Light kits range in price from a few hundred to a few thousand dollars. You can also buy them used for significantly less money.
Here’s a list of the components in a lighting kit and what they do:
Light head: Using either a quartz lamp or LEDs, these high-output lights provide up to 1,000 watts of power or more.
Barn doors: This standard accessory attaches to the front of the light and uses four hinged metal doors to shape its beam as well as preventing the distinctive scatter of light.
Stand: Pretty self-explanatory. Stands support the head and allow you to position the light at various angles and heights. Varying in size, they go from stout to quite high.
Umbrella: Reflecting light off an umbrella softens and diffuses the light and produces a flattering illumination for the subject. Umbrellas come in various sizes and reflective surfaces.
Soft box: A large box-like enclosure that goes over the light head.
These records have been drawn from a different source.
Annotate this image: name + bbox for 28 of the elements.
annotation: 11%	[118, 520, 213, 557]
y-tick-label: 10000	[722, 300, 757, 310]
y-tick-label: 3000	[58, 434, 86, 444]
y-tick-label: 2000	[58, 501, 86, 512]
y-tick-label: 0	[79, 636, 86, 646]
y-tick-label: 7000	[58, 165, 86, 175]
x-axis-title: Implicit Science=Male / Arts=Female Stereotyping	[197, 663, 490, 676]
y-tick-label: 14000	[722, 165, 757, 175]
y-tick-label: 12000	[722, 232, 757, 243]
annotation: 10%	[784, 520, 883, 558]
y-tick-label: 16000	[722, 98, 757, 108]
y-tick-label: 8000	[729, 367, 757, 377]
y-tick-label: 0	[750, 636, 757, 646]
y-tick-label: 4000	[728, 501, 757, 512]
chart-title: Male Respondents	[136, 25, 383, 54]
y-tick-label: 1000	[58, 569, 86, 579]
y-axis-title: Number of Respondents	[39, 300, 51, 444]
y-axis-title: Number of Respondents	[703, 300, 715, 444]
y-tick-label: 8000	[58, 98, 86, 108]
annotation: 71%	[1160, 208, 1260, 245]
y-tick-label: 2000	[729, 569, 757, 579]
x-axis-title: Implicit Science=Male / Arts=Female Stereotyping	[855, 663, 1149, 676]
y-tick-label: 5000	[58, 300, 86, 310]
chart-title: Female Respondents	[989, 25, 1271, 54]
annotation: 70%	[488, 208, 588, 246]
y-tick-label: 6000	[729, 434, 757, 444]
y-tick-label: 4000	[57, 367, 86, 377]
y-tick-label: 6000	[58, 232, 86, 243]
When the light reflects off the interior surface, it comes through the diffusing material at the front of the box, creating a soft, even illumination.
Non-conventional film lighting
If you enjoy non-conformity, why not consider a non-conventional light source from time to time? After all, a certain light may not be designed for illuminating your movie, but it may easily work with a little ingenuity. You can improvise with just about anything that emits light. Here are a few examples:
Work lights: Tungsten-based light sources used for working interiors or at night. They often have stands and reflectors. Although the light is harsh, it’s not that hard to smooth it out, and because they're so cheap, you should certainly consider it if your budget is near nada.
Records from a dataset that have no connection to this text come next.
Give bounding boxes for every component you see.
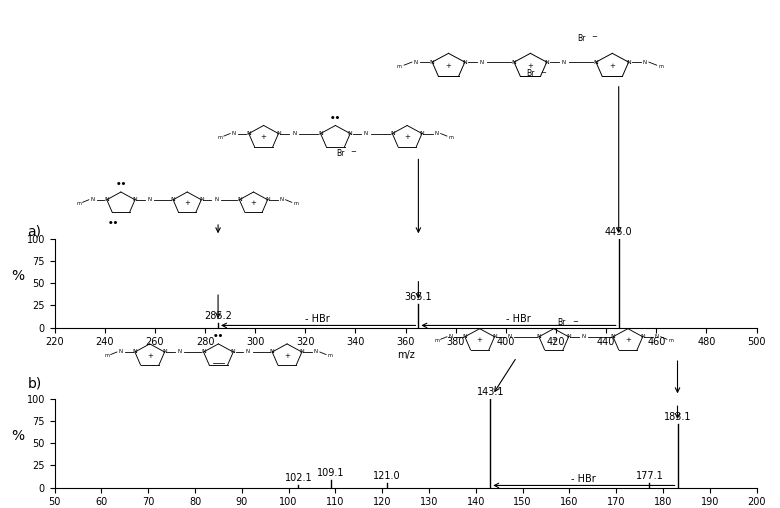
Text: 365.1: 365.1 <box>405 292 432 302</box>
Text: 102.1: 102.1 <box>285 473 312 483</box>
X-axis label: m/z: m/z <box>397 350 414 360</box>
Text: 109.1: 109.1 <box>317 468 345 478</box>
Text: 285.2: 285.2 <box>204 311 232 322</box>
Text: - HBr: - HBr <box>506 313 531 324</box>
Text: 183.1: 183.1 <box>664 412 691 422</box>
Y-axis label: %: % <box>12 269 25 283</box>
Text: - HBr: - HBr <box>306 313 330 324</box>
Y-axis label: %: % <box>12 429 25 443</box>
Text: - HBr: - HBr <box>571 473 596 484</box>
Text: 143.1: 143.1 <box>477 387 504 397</box>
Text: 121.0: 121.0 <box>373 471 401 482</box>
Text: 177.1: 177.1 <box>636 471 663 482</box>
Text: 445.0: 445.0 <box>605 227 633 237</box>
Flashlight: Before writing off using a flashlight to light your movie, consider that it works in some situations, especially when you use more than one. That’s the only way you’ll get enough wattage to provide relatively decent illumination for low-lit areas.
Chinese lanterns: Diffused paper-enclosed lamps that essentially use a household bulb to provide soft illumination. Because their illumination falls off pretty quickly, the subject can’t move too far from the lantern; otherwise, exposure values shift to the dark side. For control, you can hang a series of lights throughout the scene, or even mount them to a boom pole and have someone move the light with the subject.
Television illumination: It's hard to imagine a softer, more interesting light source. Just put the TV on a non-broadcast channel and position the subject close to it. It certainly makes for an ironic statement.
Glow sticks: Yes, this is a stretch, but there are situations where they come in handy. Use them as a subject, recording their illumination on a moving subject but exposing only for the glow. Or, if you have enough of them, you can use them as an interesting light source, especially when they're close to the subject.